Колобок слушал, не перебивая. В его светлых глазах плясали огоньки от лампы, и казалось, что внутри него тоже что-то светится — тихо, ровно, словно огонёк в печи, когда угли уже рассыпались, но жар ещё держится.
— Я, наверное, тоже скоро уйду, — сказал он вдруг, когда дед замолчал.
Аким вздрогнул:
— Куда?
— Не знаю. Но мне кажется, что сказки не живут долго.
— А ты разве сказка? — нахмурился старик.
— Сказка, — уверенно кивнул Колобок. — Только ненастоящая. Понимаешь, настоящей сказке нужен тот, кто её расскажет. Про меня ведь никто не рассказывает. Я побуду немного и пропаду. Так уже было.
— Как это — было? — дед подался вперёд.
Мальчик посмотрел на свои руки, на крошечные хлебные пузырьки под кожей, будто на отрубях.
— Я уже раз был Колобком. Очень давно. Тогда бабка с дедкой по сусекам поскребли, набрали муки горсточку, замесили… И я укатился. Помню только дорогу — она была долгая, путаная. Встречал зайца, волка, медведя, лису. А потом всё кончилось. Но кончилось неправильно. Как-то не по-настоящему. И вот теперь я снова испёкся, у тебя. Только теперь меня никто не катил и не ел. И я сам никуда не бегу.

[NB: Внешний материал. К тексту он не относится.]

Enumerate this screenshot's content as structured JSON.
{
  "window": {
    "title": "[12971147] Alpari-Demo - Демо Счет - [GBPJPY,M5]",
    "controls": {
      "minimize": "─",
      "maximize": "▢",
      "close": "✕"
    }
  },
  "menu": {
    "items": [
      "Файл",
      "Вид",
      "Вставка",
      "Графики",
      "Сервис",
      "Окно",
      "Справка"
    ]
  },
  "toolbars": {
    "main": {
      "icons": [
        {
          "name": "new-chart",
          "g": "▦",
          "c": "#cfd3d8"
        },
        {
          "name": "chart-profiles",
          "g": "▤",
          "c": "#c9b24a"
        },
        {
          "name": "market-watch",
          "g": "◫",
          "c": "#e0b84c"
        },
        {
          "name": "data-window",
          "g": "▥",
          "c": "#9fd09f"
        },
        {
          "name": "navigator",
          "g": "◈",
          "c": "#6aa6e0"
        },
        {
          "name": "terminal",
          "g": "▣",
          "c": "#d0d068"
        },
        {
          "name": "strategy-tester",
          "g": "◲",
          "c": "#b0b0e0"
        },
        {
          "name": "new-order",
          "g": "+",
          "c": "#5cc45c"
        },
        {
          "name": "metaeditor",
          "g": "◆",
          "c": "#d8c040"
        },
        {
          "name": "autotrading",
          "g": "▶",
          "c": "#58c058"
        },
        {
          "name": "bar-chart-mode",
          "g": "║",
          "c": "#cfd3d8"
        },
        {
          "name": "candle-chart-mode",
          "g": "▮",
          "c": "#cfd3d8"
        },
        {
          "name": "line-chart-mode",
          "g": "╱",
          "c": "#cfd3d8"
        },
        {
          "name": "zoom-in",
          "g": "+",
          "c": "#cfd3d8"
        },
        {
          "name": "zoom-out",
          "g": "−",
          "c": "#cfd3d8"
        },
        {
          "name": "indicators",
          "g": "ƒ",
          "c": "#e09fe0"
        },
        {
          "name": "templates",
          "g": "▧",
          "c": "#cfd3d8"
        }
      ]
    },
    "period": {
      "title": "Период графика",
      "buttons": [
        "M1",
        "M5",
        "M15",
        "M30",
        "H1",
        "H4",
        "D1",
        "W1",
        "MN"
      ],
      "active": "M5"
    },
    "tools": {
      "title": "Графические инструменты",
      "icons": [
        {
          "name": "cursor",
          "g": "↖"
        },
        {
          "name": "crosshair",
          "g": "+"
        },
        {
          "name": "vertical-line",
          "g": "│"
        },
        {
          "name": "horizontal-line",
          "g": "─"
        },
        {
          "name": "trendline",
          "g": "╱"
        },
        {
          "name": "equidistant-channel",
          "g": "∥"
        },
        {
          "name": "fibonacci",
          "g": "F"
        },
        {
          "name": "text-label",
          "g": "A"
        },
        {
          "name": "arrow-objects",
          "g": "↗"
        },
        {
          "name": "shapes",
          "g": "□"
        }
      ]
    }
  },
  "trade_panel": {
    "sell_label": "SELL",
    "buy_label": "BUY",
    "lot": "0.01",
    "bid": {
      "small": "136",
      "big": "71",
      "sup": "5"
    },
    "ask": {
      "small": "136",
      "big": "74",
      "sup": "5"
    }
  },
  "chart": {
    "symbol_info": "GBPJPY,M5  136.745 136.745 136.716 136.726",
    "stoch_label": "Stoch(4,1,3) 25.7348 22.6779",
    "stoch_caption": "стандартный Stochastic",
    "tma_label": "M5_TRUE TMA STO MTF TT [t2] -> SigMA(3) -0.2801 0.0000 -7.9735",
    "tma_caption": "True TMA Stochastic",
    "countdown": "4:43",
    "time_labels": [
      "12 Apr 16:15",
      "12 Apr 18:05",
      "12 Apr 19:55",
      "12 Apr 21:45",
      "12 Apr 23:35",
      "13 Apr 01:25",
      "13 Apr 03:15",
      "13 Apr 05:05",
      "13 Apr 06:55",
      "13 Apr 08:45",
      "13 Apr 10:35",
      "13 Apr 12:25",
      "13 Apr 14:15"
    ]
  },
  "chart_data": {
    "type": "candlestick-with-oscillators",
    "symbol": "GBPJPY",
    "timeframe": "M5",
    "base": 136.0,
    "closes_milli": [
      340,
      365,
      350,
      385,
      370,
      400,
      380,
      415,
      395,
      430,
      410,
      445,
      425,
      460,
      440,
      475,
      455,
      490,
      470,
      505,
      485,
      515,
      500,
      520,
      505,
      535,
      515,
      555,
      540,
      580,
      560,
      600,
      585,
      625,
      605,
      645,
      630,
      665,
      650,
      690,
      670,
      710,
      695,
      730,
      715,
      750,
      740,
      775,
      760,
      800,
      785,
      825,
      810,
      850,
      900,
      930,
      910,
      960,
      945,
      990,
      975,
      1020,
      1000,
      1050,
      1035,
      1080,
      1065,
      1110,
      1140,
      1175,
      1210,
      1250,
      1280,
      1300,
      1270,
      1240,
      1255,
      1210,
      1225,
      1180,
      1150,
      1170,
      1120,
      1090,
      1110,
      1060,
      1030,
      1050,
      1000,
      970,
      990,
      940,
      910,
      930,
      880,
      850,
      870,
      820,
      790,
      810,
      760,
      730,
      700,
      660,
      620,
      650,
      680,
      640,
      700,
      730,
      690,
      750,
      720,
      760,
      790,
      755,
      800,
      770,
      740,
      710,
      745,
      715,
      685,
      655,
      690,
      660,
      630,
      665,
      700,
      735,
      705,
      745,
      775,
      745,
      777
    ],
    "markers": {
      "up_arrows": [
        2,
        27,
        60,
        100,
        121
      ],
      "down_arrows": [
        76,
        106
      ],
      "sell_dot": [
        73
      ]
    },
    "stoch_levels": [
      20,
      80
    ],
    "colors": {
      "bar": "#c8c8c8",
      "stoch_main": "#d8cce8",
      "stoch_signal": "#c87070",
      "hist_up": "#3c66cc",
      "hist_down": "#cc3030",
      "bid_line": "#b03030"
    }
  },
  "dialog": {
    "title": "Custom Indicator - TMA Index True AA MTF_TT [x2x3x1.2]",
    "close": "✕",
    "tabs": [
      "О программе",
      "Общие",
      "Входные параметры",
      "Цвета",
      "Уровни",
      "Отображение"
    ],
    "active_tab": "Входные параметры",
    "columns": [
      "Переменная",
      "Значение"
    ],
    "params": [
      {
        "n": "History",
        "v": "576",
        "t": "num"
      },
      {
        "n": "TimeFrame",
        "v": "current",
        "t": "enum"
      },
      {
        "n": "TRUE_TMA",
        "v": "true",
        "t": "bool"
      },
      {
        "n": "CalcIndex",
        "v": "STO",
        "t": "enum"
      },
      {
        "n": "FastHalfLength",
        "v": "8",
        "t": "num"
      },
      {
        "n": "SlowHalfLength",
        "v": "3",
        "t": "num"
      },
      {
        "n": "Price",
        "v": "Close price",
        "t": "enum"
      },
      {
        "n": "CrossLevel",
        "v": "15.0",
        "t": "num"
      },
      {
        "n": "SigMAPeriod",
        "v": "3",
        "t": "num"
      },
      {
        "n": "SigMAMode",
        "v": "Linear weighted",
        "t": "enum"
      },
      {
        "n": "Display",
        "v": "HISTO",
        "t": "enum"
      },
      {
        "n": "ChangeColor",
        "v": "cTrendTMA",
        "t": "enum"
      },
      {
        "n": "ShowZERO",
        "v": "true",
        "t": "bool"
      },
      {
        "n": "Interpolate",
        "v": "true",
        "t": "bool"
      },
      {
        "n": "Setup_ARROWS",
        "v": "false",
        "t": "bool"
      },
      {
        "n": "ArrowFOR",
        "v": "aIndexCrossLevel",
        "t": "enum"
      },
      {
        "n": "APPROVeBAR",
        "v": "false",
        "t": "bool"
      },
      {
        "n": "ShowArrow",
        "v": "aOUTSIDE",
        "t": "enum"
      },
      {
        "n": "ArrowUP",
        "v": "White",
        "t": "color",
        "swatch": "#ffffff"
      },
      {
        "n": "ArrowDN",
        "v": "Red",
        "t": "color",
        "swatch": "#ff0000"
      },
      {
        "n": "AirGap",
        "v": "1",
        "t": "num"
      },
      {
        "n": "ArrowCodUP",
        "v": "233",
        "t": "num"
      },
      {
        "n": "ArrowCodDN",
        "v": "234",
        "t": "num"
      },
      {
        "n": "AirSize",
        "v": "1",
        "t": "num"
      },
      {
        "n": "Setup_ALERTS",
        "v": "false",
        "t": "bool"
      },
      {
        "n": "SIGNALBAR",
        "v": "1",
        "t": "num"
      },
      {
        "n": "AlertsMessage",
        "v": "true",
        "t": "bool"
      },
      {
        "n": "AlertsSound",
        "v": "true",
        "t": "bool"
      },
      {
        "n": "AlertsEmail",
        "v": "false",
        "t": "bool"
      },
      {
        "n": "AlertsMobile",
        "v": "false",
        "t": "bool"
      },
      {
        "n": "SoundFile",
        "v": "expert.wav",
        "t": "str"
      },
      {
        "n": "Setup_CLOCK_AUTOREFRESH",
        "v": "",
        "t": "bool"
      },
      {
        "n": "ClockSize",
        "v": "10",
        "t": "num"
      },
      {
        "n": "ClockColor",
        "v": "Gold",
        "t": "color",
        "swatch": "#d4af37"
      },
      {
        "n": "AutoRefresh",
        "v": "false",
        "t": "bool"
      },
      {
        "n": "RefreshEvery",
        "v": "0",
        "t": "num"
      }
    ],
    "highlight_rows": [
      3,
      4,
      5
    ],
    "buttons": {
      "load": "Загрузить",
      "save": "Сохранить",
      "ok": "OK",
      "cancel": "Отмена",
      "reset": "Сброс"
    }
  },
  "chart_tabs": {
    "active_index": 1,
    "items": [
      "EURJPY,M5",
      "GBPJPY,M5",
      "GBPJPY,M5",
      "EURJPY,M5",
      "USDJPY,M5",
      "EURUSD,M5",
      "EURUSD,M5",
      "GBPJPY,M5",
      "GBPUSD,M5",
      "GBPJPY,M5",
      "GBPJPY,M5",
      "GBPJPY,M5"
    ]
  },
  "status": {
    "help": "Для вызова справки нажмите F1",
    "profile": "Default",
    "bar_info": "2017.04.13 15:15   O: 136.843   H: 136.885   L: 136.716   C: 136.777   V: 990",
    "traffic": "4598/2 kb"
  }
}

Дед Аким поднялся, подошёл к печи, открыл заслонку. Внутри было темно и холодно — он не топил уже вторые сутки, всё забывал. На загнетке лежала сухая корка, оставшаяся после очередной неслучившейся выпечки.
— Ты мне сказку про Колобка расскажи, — попросил мальчик тихо. — Может, тогда я настоящим стану.
— Так нет у меня сказки, — развёл руками дед. — Не рассказчик я. Я всю жизнь землю пахал, хлеб растил, а слова складывать не умею.
— А ты попробуй, — Колобок улыбнулся. — Ты просто начни, а там видно будет.
И дед начал.
Это было похоже на странствие. Сначала неуверенно, запинаясь и путаясь, он говорил о том, как в одной деревне жили-были старик со старухой. Говорил и сам удивлялся: получалось это так естественно, словно бы не он рассказывал, а кто-то водил его языком. Колобок сидел напротив, обхватив колени руками, и внимал. Когда дед описывал, как бабка наскребла муки, мальчик кивал — да, помню, так и было. Когда очередь дошла до того, как Колобок на окошке студился, мальчик засмеялся: «Холодно было, страсть!» А когда дед завёл речь о зайце — сером, длинноухом, с подпалинами на боках, — лицо Колобка стало серьёзным.
— Я ему песенку пел, — тихо сказал мальчик. — Про то, как я по коробу скребён, по сусеку метён. Только я тех слов теперь не помню. Ты не помнишь?
— Не помню, — признался дед. — Давай вместе придумаем.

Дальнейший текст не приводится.